I’m kind of fuming these days as for the last week I’ve been rejected ten times. It’s not that I go out on dates and ask every man who shared meal with me to marry me tomorrow, but, instead of fainting from of unexpected happiness, he dryly says, “I’m sorry, my dear, but I don’t think we’re soul mates.” It’s not that, although it feels this way. I’ve been receiving rejections from the mysterious and undecipherable people called agents.
I’m ok with rejections, usually, when I understand WHY. If you tell me the story sucks I’ll get it. If you say it has to be improved, edited, rewritten or thrown away, believe me, I will understand. What I don’t understand is this threadbare, hand-me-down excuse ‘not right for my list’. What does it mean? Is it a secret code for ‘you’re an idiot and we’re sorry for you’? And the nice words like enjoyable, original or promising that go along with the rejection simply play role of a bone to distract a hungry dog from biting? A very good trick, by the way, because I have a strong wish to bite and I get distracted.

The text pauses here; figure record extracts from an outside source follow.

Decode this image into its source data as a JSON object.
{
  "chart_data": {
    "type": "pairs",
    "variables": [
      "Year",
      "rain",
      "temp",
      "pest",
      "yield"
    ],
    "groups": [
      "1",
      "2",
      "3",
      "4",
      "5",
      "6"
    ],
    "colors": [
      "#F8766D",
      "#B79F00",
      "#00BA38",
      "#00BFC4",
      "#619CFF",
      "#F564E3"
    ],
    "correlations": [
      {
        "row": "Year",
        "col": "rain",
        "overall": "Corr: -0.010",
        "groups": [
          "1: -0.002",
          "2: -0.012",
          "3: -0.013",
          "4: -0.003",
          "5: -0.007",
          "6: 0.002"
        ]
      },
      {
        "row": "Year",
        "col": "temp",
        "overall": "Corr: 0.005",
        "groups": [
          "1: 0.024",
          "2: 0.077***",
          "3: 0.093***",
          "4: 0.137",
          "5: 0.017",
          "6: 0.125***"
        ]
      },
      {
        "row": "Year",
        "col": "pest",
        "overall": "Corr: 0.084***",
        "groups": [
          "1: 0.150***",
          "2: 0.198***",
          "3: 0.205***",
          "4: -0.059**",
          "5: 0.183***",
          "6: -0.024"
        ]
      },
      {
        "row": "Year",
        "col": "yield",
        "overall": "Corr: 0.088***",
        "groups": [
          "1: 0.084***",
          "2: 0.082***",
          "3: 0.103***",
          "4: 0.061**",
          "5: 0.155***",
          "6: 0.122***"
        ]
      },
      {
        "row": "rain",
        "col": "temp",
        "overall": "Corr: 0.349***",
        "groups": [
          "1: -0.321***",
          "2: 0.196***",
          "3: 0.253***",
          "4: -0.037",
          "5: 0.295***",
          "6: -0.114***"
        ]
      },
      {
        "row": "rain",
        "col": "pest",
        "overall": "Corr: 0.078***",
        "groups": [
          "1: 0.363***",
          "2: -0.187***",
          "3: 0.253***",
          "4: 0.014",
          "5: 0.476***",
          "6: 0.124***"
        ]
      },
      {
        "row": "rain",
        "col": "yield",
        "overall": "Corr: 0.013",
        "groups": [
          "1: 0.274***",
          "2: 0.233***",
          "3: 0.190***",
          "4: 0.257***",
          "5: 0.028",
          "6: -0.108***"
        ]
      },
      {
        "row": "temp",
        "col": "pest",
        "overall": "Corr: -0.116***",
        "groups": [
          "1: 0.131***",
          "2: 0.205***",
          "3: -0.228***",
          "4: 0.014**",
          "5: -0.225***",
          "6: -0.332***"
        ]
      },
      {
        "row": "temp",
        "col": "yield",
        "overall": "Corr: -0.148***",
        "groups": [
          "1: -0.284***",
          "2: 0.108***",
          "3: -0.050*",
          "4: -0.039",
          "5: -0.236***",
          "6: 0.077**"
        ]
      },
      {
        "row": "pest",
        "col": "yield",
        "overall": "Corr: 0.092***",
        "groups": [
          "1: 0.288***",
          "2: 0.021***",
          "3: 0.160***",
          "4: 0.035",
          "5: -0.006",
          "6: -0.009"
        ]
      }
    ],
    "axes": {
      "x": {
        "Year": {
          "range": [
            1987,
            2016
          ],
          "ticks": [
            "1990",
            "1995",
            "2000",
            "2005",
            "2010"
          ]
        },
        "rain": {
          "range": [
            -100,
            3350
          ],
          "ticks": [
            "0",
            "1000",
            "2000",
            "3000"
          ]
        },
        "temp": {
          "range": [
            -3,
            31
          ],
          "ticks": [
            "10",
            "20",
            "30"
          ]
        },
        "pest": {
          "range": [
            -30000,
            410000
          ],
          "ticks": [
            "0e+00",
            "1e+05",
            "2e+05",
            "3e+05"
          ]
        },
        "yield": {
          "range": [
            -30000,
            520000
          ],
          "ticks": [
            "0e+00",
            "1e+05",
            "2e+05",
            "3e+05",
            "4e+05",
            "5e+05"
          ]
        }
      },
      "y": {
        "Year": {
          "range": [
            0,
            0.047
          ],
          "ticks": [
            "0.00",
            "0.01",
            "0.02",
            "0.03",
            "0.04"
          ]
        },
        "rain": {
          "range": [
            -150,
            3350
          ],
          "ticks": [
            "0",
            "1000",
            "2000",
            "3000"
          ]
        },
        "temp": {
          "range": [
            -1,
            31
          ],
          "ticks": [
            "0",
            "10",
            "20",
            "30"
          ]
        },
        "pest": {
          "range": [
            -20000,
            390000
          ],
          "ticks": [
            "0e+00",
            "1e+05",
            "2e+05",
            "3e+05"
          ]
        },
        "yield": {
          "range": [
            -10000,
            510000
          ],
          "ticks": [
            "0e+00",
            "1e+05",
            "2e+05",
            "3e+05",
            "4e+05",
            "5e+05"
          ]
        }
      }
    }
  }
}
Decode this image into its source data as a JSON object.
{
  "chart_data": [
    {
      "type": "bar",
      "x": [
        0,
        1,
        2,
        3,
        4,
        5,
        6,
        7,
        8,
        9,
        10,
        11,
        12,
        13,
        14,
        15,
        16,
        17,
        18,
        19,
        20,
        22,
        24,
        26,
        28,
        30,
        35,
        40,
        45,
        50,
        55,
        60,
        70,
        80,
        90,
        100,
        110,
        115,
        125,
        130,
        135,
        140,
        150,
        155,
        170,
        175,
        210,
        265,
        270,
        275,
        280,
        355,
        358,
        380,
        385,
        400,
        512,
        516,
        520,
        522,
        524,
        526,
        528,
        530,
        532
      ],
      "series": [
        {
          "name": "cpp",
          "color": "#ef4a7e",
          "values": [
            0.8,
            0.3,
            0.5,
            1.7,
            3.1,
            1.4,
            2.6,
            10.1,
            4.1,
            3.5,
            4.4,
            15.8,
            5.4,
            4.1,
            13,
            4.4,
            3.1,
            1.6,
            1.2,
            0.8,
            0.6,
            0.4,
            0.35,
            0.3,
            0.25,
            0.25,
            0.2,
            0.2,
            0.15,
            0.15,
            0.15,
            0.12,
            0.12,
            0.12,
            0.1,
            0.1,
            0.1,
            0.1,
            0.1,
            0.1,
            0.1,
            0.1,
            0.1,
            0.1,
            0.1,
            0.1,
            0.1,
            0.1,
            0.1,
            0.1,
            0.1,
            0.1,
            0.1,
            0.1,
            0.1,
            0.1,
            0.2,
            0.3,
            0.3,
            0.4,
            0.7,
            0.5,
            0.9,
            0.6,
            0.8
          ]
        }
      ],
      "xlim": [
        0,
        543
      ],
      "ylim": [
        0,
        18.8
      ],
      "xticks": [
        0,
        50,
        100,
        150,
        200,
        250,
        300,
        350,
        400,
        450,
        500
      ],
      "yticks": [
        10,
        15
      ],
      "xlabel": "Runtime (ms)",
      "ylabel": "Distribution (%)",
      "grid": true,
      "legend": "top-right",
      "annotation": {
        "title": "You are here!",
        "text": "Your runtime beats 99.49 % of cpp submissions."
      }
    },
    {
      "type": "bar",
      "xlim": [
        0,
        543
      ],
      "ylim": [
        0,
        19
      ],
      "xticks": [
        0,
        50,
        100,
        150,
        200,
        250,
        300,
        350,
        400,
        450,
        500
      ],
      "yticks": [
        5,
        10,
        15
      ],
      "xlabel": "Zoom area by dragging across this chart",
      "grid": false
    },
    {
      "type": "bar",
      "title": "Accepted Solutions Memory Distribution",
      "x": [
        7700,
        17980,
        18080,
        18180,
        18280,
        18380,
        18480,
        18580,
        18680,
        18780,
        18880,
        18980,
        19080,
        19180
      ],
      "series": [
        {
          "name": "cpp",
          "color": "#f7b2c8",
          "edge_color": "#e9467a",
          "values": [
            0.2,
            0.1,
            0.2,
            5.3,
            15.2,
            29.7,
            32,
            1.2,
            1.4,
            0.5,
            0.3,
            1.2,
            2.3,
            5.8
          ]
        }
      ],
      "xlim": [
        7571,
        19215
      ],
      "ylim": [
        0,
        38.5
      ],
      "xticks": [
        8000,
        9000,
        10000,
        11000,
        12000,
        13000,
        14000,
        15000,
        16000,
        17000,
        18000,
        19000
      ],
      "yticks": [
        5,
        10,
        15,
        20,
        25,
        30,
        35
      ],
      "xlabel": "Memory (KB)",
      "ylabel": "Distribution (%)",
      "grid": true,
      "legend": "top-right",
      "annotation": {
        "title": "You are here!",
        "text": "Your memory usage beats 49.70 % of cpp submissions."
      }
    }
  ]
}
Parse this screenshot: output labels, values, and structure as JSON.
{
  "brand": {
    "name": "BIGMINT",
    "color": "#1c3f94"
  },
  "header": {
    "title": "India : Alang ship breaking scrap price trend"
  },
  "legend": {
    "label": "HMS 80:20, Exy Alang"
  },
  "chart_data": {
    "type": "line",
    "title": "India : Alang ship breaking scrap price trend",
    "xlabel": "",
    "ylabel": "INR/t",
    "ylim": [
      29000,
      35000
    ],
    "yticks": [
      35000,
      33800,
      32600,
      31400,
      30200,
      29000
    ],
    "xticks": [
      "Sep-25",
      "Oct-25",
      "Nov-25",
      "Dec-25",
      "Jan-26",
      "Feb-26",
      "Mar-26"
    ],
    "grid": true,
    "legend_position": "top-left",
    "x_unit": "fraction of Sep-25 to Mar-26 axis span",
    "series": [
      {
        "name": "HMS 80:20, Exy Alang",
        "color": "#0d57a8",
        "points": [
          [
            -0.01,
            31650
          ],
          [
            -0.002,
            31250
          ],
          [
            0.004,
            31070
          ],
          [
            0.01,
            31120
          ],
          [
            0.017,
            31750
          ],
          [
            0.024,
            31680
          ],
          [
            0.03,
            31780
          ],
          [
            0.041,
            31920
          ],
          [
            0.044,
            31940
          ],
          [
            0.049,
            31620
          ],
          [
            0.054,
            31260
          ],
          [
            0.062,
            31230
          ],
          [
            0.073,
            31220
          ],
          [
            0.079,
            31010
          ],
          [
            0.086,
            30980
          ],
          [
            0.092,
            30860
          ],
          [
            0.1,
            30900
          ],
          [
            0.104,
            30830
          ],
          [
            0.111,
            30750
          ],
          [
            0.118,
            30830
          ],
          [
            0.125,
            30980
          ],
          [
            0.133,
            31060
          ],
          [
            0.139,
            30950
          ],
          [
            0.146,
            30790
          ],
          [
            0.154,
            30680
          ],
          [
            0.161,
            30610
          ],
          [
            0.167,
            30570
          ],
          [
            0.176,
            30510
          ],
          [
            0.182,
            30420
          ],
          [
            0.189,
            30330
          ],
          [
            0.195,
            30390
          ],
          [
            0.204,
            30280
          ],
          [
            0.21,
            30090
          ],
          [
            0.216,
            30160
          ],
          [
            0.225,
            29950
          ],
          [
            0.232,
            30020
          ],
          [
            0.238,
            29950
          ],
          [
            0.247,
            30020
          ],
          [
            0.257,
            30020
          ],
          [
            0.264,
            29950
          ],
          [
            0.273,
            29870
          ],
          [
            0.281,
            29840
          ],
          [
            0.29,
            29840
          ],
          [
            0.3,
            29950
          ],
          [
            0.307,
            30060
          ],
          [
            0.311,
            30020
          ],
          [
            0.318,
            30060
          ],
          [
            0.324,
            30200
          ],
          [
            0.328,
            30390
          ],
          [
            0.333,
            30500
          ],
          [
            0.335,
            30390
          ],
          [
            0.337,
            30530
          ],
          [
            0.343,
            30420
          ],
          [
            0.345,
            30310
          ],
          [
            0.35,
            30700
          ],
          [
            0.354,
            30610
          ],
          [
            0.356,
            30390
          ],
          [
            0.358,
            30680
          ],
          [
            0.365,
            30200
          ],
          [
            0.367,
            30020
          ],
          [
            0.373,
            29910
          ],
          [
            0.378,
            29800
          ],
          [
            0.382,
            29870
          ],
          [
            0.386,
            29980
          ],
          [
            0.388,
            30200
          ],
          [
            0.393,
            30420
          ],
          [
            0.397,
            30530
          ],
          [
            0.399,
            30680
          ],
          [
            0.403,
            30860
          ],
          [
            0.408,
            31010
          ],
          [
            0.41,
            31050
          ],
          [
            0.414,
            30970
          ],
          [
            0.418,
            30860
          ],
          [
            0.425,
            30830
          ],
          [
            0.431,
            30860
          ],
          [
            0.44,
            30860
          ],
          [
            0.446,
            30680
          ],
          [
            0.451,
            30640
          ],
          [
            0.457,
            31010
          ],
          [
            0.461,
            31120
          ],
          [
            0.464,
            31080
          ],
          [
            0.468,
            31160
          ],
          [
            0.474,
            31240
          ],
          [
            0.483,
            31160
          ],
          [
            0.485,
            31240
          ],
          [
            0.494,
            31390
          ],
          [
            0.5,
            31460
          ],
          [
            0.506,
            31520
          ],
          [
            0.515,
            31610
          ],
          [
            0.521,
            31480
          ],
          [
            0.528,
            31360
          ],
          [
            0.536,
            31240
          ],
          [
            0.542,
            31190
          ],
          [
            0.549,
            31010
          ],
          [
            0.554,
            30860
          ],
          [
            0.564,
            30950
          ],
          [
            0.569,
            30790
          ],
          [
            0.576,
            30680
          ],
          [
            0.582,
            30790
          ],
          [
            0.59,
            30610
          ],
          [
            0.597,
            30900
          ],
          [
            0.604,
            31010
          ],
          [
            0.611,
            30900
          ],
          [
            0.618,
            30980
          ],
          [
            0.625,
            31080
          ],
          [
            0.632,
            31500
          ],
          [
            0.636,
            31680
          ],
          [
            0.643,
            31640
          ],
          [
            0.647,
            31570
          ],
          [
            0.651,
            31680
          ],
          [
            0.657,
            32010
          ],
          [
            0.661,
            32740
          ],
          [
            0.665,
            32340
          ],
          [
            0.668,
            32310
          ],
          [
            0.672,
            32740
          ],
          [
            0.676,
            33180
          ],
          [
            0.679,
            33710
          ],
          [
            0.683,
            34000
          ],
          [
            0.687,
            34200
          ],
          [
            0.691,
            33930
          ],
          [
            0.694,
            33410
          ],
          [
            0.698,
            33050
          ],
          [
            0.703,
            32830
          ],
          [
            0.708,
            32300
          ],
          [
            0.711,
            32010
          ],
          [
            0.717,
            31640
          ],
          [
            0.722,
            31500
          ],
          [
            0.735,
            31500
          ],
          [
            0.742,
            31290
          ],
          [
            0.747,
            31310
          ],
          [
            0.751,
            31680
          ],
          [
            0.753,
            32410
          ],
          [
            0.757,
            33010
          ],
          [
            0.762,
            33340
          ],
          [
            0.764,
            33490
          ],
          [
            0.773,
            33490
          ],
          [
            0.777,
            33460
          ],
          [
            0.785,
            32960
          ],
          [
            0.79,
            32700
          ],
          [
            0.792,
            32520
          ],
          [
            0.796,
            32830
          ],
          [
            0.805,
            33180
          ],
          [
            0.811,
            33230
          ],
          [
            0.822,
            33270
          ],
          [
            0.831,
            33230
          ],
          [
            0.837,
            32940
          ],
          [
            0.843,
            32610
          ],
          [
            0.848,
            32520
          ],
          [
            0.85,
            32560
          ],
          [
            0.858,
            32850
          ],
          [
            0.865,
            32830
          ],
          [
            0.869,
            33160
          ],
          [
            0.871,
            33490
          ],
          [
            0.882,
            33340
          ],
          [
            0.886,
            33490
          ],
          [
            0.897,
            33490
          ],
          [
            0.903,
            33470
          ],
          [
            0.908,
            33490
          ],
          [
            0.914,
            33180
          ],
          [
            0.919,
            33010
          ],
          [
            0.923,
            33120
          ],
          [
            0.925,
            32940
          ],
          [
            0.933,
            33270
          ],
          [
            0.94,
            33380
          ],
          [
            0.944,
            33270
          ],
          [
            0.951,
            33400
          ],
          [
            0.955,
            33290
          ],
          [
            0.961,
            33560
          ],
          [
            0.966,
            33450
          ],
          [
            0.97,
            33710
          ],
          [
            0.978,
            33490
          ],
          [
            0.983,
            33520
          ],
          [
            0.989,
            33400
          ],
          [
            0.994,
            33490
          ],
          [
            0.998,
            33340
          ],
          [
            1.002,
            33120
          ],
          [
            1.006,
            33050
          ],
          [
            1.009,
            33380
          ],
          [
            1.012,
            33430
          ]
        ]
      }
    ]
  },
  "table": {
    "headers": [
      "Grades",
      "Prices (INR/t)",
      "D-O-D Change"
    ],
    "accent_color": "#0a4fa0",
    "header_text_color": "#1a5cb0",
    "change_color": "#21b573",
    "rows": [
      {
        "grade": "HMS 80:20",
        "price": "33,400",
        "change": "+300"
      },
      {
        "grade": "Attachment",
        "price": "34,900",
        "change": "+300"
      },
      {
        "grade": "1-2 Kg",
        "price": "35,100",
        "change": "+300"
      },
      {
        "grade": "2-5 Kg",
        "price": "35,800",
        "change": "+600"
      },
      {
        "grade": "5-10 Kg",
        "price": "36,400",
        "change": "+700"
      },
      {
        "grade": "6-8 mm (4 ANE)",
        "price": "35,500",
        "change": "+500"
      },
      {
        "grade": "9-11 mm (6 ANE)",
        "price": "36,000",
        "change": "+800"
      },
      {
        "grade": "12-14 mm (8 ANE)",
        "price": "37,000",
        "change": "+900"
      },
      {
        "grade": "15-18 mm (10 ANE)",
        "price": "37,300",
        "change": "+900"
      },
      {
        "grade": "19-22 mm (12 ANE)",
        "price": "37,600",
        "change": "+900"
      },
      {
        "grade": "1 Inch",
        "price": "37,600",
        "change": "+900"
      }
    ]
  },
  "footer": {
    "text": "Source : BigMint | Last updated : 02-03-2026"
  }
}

Looking for answer to the ultimate question, “What does ‘right for the list’ mean?”, my imagination pictures a nightmare scene from The Schindler’s List: a Nazi stands in front of a crowd where I hide with my heart full of hopes, and he cries out a name after name and, oops, I’m not there, I’m not on that bloody list. My destiny is defined, and my story’s butterfly wings are getting burned in a… Oh, let me stop my imagination here, I don’t want to see that.
Being stubborn like a brainless sheep I keep sending my queries despite all rejections, if not to see the story fly, then at least to discover the ‘right for my list’ secret of these mysterious and undecipherable people called agents.